18 February 2013
In response to the statements issued by the Hong Kong Bar Association and the Law Society of Hong Kong, an Immigration Department(ImmD) spokesman commented today (February 18) that the Government respects the Court of Final Appeal's (CFA) judgment in Ubamaka v Secretary for Security (Ubamaka). Over the years, in discharging its deportation or removal duties, if a person claims that he will be subjected to torture, or cruel, inhuman or degrading treatment or punishment (inhuman treatment) upon deportation or removal, the ImmD has always considered in detail and in accordance with the law the reasons against deportation or removal raised by the person concerned and decided whether to execute the removal or deportation or to exercise discretion to temporarily withhold the deportation or removal actions. The ImmD is studying the CFA's judgment in detail, seeking legal advice from the Department of Justice, and actively exploring the various possible options to ensure the relevant duties are carried out in accordance with the CFA's judgment.

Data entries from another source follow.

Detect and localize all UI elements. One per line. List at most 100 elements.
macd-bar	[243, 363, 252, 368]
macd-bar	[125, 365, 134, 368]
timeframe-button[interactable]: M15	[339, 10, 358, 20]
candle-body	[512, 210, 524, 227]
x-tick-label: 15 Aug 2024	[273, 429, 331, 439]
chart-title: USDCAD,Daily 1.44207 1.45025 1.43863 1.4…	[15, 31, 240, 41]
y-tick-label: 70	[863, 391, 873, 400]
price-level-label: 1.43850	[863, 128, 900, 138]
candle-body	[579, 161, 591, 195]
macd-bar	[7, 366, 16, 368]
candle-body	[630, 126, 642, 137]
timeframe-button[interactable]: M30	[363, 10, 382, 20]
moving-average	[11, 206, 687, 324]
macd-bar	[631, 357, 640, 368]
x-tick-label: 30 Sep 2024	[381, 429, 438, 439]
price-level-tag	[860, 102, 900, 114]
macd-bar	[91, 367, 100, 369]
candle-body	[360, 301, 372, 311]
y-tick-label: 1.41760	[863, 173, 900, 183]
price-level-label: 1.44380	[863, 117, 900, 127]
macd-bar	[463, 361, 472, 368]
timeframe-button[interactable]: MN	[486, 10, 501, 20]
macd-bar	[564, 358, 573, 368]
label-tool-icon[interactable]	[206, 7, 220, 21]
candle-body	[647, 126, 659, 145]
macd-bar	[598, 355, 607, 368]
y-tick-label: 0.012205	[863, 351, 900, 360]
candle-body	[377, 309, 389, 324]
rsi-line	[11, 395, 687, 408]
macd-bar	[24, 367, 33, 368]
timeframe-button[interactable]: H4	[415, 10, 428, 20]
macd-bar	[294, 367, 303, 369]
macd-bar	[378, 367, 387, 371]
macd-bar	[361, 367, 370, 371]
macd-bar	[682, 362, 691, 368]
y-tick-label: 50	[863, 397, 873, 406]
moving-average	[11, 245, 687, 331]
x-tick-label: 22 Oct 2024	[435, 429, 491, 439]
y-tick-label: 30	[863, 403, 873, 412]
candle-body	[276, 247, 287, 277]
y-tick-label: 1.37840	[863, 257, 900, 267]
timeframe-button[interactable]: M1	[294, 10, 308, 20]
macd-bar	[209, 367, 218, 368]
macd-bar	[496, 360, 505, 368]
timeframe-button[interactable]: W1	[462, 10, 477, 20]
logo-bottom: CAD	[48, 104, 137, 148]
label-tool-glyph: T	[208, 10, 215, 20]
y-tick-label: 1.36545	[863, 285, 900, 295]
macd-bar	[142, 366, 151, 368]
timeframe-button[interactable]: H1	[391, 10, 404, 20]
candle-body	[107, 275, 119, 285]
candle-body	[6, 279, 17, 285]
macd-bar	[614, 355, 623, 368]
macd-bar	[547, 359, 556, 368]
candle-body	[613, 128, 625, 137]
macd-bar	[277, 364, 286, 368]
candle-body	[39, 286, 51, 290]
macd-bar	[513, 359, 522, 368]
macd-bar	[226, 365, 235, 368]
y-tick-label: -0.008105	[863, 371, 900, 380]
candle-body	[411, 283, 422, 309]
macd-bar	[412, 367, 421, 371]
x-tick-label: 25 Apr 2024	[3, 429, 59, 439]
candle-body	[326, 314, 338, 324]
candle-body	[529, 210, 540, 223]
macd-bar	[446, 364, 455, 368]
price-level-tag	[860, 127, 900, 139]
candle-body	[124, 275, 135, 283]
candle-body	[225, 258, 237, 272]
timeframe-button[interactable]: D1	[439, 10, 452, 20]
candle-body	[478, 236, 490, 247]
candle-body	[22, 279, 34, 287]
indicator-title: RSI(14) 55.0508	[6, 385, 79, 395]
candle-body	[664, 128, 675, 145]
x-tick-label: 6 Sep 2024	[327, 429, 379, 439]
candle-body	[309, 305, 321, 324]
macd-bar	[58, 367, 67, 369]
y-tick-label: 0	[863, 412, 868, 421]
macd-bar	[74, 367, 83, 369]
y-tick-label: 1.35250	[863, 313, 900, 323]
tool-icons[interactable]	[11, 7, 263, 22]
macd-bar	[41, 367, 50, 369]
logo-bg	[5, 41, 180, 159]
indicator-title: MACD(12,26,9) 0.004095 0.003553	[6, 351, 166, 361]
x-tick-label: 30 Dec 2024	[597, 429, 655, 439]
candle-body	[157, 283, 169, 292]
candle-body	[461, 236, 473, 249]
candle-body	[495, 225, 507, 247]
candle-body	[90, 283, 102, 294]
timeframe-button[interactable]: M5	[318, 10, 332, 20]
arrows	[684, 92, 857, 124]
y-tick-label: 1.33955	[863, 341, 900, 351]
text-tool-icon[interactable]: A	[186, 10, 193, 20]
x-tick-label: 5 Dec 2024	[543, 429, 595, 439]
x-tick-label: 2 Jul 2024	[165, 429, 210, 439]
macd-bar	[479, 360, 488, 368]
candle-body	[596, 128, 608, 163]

"We noted that the CFA pointed out in the relevant judgment that, if a deportee can sufficiently establish a threat of Article 3 of the Hong Kong Bill of Rights (BOR) being violated (i.e. he will face a real risk of being subjected to torture or to inhuman treatment) once sent back to the receiving country, it constitutes a ground for restraining the ImmD from proceeding with the deportation", the spokesman said.
On December 21, 2012, the CFA ruled in Ubamaka that section 11 of the Hong Kong Bill of Rights Ordinance (Cap.383) (section 11) is consistent with the Basic Law and constitutionally valid. As stipulated in section 11, for persons not having the right to enter and remain in Hong Kong, the Ordinance does not affect any immigration legislation governing entry into, stay in and departure from Hong Kong, or the application of any such legislation. However, the CFA also pointed out that if a person can sufficiently establish a real risk of being subjected to torture or to inhuman treatment by the receiving country once sent back to that country, it constitutes a ground for restraining his or her deportation.
The CFA also clearly pointed out that a person must establish that, once expelled, he faces a real risk of being subjected to torture or to inhuman treatment and the risk shall attain "a minimum level of severity"; such claim has to pass a "very high threshold" before it is accepted as substantiated.
As to whether the ImmD will screen refugee claims, we must stress that the 1951 United Nations Convention relating to the Status of Refugees is not applicable to the HKSAR. Therefore, the HKSAR Government has a long-established policy of not granting refugee status and that it has no obligation to screen individuals seeking refugee status under the Convention. The issues will arise in an appeal which will be heard before the CFA this March. As the appeal will be heard soon, it is not appropriate for us to comment further on the relating issues at this stage.